20世紀半ばに中国共産党に侵略された東トルキスタン、チベット、南モンゴルでは人命を無視した恐怖政治が行なわれ、人権・人道に関わる様々な自由がそれらの社会で欠落しています。148万人以上が死傷したと考えられる楼蘭周辺でのメガトン級大型核実験と広範囲に持続する健康被害と残留する核汚染、そしてチベットの地にある核兵器関連施設からの公害による周辺の人々の健康被害が放置されたままとなっています。
 
これまでの調査プロジェクトを、中央アジアのシルクロード地域に拡大し、全貌を解明し人道支援することを目的とするプロジェクトにまとめることになりました。

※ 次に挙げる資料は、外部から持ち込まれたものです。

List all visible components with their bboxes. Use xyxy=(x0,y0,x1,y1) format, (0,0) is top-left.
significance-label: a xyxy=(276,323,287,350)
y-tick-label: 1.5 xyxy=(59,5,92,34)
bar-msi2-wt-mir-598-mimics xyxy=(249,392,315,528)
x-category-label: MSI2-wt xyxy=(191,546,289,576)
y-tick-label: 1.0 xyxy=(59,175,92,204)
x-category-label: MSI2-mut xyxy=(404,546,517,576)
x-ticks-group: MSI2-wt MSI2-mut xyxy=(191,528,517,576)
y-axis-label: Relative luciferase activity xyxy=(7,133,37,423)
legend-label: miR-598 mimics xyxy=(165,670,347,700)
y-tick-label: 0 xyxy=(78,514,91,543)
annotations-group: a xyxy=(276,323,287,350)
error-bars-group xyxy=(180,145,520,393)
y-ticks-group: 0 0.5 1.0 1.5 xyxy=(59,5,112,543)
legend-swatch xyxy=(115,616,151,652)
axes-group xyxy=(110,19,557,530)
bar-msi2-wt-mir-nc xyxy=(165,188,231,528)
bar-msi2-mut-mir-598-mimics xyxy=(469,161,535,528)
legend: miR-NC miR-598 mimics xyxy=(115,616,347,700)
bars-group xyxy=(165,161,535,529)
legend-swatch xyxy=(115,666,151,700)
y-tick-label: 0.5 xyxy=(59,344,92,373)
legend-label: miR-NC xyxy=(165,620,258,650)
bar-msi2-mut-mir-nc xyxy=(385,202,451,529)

これが今回新たな形で始められるシルクロード科学プロジェクトです。
 
シルクロードの地の悲劇は対岸の火事ではなく、中国の弾道ミサイルの標的となっている日本自身の問題でもある。この中国の核兵器問題を考える第一歩として、この脅威を日本から発信していきたい。
 
 
講演内容の要約として投稿しましたが、詳細は下記のリンクをご覧ください。
日本シルクロード科学倶楽部
放射線防護情報センター
 
 
国交正常化以来、3兆円ともいわれるODAをしてきた日本。民間投資を含めれば6兆円にも達するという。中国への援助は中止したというが、アジア開発銀行を通じて今尚行なわれている。空港建設や交通整備だけではなく、軍備増強に邁進し、日本に向けて多くのミサイルを配備している。これが日本と中国の現状である。